Renamed Westinghouse Selling Generation Business to Siemens

Dec. 1, 1997
Westinghouse Electric Corp. has signed a definitive agreement to sell its Power Generation business unit to Siemens for US$1.525 billion in cash. The

Westinghouse Electric Corp. has signed a definitive agreement to sell its Power Generation business unit to Siemens for US$1.525 billion in cash. The transaction, which is subject to conditions, including completion of Hart-Scott-Rodino review, is expected to close by the end of the third quarter of 1998. The remaining industrial businesses are expected to be divested from the media company by mid-1990. The company also announced that the Westinghouse Electric Corp. will be renamed the CBS Corporation and trade under the CBS ticker symbol effective Dec. 1, 1997.

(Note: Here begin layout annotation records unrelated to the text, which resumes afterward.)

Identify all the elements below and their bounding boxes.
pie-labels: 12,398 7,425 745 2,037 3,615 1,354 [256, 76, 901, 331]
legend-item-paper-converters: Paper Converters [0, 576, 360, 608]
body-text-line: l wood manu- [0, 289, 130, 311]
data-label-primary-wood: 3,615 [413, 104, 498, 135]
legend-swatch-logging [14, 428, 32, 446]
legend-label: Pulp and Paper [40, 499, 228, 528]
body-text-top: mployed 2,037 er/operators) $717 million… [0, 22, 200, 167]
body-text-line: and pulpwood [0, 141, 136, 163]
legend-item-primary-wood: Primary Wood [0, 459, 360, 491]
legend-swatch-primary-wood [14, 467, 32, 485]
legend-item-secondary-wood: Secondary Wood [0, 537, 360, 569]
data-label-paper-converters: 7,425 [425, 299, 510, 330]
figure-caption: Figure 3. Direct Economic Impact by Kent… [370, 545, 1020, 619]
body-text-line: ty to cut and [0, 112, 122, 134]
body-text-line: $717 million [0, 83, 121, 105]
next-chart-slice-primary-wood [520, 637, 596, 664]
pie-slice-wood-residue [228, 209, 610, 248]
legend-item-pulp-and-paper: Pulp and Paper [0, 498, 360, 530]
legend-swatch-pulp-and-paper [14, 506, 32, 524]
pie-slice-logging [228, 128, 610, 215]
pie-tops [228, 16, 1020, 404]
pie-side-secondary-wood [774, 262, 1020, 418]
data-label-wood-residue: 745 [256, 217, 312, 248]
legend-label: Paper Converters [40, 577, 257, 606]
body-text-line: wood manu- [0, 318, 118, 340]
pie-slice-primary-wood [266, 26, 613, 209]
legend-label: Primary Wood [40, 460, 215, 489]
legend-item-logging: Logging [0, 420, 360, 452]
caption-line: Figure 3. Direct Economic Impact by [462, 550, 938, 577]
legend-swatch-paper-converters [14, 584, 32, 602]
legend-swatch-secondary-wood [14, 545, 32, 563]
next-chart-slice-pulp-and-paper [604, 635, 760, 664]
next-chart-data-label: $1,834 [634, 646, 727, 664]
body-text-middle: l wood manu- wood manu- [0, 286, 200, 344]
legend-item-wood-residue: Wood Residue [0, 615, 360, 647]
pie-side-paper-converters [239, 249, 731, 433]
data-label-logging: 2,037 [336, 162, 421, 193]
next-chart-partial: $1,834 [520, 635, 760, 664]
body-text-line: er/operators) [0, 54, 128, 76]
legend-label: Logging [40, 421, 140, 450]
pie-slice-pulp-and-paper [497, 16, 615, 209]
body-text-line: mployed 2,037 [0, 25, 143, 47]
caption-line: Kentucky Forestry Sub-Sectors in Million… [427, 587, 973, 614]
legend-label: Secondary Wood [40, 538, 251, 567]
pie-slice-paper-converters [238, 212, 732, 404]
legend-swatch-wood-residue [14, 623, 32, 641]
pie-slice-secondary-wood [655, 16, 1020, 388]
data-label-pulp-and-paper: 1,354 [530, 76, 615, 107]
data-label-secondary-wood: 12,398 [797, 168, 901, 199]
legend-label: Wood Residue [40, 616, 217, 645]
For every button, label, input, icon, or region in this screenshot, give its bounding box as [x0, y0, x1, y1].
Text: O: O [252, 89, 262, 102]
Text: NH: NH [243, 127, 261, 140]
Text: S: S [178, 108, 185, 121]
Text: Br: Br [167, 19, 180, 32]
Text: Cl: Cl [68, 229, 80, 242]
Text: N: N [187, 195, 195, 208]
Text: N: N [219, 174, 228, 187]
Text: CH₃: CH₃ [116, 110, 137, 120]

Commenting on the change to the company's former plans to spin-off the industrial company by year's end, Michael H. Jordan, Westinghouse chairman and chief executive officer, said, "Consolidation and change in the global power industry have created a strong demand for Westinghouse's power generation business. This revision to our plan will deliver more overall value to our shareholders and supports the interests of our power generation customers by ensuring a stronger and more competitive supplier."

The remaining industrial businesses--Energy Systems, Process Control and Government Operations--will report to Dr. Charles W. Pryor Jr., currently head of the Energy Systems business unit. He will assume the position of president and chief executive officer of the Westinghouse Electric Co., reporting to Jordan.

Price Is Biggest Factor in Choosing Supplier The lowest price per kilowatt-hour is the number one factor customers in the United Kingdom use to select a supplier, according to a recent survey by AXS Marketing, Syracuse, New York, U.S., and KWM Ltd., UK.

Customers were resounding in their unwillingness to pay more for value-added services such as equipment installation/maintenance, re-bundled utility services and energy management systems, the survey found. In fact, customers were skeptical of companies that presented themselves as can-do-everything energy service companies. In addition, supplier margins were small as customer loyalty took a back seat to price.

One thousand UK commercial and industrial customers were surveyed for the study. "The principal objective of this study has been to learn how customers and competitors behave when competitive markets for electricity have matured and stabilized," said Jeff Percival, KWM's managing director.

The similarities in business practices and decision making between the United Kingdom and North America make the UK an excellent pointer market, according to the surveyors.

While the detailed findings of this study are only being made available to companies funding the study, Percival noted that the results should cause utility affiliates, energy marketers and the like to give pause to notions of "pockets filled with gold" in a deregulated retail electricity market.

U.S. Utilities Enter Overseas Partnerships Two U.S. utilities have entered partnerships with utilities outside the United States. In November, PacifiCorp, Portland, Oregon, U.S., signed a partnership agreement with the Visayan Electric Co. (VECO), which serves the metropolitan area of Cebu City, the second largest city in the Philippines. In October, DQE, Pittsburgh, Pennsylvania, U.S., signed a partnership agreement with the Karnataka Electricity Board and the Karnataka Power Corp. Ltd., each of Bangalore, India.

Support for these partnerships is provided by the U.S. Agency for International Development, the United States Energy Association and the participating utilities.

The objective of the partnerships is to establish long-term cooperative relationships between U.S. and foreign utilities that provide a mechanism for the U.S. energy industry to transfer its experience in market-based energy production, transmission and distribution to its foreign partner countries. The partnerships will involve four to six executive exchange visits per year on key issues identified by the utilities.

Training for Safe Helicopter Line Patrol The Utilities Patrol and Construction Committee of the Helicopter Association International (HAI) is once again offering its course on low-level flight operations for utility pilots and crews. The one-day safety seminar is being held Feb. 14, 1998 in Anaheim, California, U.S., in conjunction with HELI-EXPO 98. The course has been specifically designed by utility professionals for pilots and crews whose missions require them to operate helicopters in wire-infested environments. The course presents unique methods for early detection of wires and avoiding wire strikes.

Course attendees receive a free pass to HELI-EXPO exhibits and displays.

Elec 98 Adding A U.S. Pavilion For the first time, Elec, an international trade show for the European electricity and automation industry, will feature a U.S. Pavilion. Set for Dec. 7-11, 1998 in Paris, France, the show already features generation, transmission, distribution, automation and applications companies from throughout Europe. The addition of the U.S. Pavilion is a response to the growing European Union utility liberalization and the corresponding growing market for power generation and electrical equipment.